For better or worse, the central principle behind the unlimited contributions to super PACs that will dominate this election cycle is simple: Money is speech, and we cannot limit speech. Yet many who hold this freedom as an article of faith are all too willing to limit an equally precious form of speech: voting. If we don’t speak out against these abuses, we may soon learn the hard way the danger of that double standard. And a dozen years after the 2000 recount that went all the way to the U.S. Supreme Court, my state of Florida threatens to be ground zero one more time. As Florida’s attorney general from 2003 to 2007, I strongly enforced the laws against illegal voting. When swift action was necessary, I took it without hesitation. I did so out of respect for our democracy — voting is a precious right reserved only for U.S. citizens — but I’m concerned that zealots overreacting to contrived threats of voter fraud by significantly narrowing the voting pool are doing so with brazen disrespect and disregard for our greatest traditions.

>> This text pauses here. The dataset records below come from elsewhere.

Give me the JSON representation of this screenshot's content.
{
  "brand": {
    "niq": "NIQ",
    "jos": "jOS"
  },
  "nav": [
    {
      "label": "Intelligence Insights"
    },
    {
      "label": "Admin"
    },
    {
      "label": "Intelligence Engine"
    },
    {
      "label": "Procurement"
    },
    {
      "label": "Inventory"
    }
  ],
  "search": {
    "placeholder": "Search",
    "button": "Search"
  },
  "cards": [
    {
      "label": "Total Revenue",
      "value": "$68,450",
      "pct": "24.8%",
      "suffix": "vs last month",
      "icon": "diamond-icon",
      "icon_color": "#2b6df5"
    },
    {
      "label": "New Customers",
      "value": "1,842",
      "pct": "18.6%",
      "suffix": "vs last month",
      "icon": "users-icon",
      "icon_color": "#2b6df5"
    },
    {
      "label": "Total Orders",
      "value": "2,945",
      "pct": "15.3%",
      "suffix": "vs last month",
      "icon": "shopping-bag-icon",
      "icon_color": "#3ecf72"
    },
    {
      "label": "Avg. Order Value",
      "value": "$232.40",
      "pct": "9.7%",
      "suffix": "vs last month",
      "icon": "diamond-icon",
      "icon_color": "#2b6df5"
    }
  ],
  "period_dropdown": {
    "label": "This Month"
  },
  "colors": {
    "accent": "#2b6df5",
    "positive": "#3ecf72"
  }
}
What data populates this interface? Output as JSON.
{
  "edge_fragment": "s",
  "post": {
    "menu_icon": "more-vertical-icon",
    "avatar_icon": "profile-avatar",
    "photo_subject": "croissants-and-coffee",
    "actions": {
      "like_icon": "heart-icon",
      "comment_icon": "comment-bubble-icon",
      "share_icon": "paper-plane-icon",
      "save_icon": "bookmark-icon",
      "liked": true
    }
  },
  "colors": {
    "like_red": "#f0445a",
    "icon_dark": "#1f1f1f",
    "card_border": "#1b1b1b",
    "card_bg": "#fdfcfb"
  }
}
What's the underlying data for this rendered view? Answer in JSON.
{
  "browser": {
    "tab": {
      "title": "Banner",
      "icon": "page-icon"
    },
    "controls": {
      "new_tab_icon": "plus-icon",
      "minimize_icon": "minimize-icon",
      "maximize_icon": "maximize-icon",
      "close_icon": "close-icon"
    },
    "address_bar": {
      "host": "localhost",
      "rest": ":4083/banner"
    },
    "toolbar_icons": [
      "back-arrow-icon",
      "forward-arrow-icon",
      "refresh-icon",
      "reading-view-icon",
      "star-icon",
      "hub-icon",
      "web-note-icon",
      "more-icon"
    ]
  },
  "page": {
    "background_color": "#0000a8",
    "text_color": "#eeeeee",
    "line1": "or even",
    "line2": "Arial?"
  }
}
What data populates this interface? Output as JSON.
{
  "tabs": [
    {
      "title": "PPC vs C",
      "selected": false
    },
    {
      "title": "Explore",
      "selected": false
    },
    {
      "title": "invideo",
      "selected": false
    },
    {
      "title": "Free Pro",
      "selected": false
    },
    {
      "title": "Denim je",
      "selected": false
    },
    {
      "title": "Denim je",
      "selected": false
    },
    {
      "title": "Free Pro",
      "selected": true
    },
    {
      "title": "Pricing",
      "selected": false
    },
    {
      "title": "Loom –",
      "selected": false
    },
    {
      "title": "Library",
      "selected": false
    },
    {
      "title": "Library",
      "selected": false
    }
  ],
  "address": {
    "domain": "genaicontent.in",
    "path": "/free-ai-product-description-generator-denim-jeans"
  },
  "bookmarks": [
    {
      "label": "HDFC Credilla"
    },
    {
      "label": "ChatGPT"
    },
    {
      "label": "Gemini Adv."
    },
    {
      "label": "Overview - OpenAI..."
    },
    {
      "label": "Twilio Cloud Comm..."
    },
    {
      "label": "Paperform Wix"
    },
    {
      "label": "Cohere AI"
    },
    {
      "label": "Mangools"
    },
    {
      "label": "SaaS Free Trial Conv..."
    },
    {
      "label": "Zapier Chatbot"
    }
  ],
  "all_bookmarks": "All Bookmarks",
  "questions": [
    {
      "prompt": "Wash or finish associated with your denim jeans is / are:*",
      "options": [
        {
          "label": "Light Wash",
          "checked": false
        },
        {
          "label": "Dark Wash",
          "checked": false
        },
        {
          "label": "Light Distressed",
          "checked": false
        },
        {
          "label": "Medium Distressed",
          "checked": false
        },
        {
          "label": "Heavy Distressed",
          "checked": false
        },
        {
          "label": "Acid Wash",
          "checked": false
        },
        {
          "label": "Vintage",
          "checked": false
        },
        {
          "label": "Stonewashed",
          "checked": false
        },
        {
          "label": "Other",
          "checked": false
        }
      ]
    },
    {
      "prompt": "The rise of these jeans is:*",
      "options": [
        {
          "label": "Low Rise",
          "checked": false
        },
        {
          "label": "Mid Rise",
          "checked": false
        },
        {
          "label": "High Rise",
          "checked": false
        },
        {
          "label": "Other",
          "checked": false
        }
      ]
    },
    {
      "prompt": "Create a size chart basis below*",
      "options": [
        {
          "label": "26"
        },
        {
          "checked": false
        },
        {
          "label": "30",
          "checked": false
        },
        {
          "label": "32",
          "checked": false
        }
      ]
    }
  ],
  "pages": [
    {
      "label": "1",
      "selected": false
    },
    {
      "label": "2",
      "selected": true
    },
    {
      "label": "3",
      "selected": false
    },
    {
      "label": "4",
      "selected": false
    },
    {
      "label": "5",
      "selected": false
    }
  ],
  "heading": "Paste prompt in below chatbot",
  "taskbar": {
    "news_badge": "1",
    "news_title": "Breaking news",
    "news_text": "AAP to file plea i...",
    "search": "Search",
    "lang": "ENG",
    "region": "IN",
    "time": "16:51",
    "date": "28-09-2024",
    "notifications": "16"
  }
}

As a result of insidious political maneuvers and a lack of respect for voters, we in Florida have been entangled in litigation. The courts and the Justice Department have been required to step in this summer to protect the integrity of the voting process against a sweeping voter purge that the Florida Department of State undertook under the guise of removing non-U.S. citizens from the voter rolls. Among those caught up in this shameless purging and notified that he was not a U.S. citizen eligible to vote: a 91-year-old World War II veteran, Bill Internicola, who fought in the Battle of the Bulge and has proudly exercised his right to vote for many years.
This is just the most recent example of a mean-spirited and all-too-partisan attempt to restrict access to the rolls and to the polls. A federal court also recently struck down provisions of a law Florida’s legislature passed in 2011, which put heavy burdens on organizations seeking to help voters: burdens that the court described as “harsh and impractical,” serving no purpose other than to make it harder for Americans to participate in the electoral process.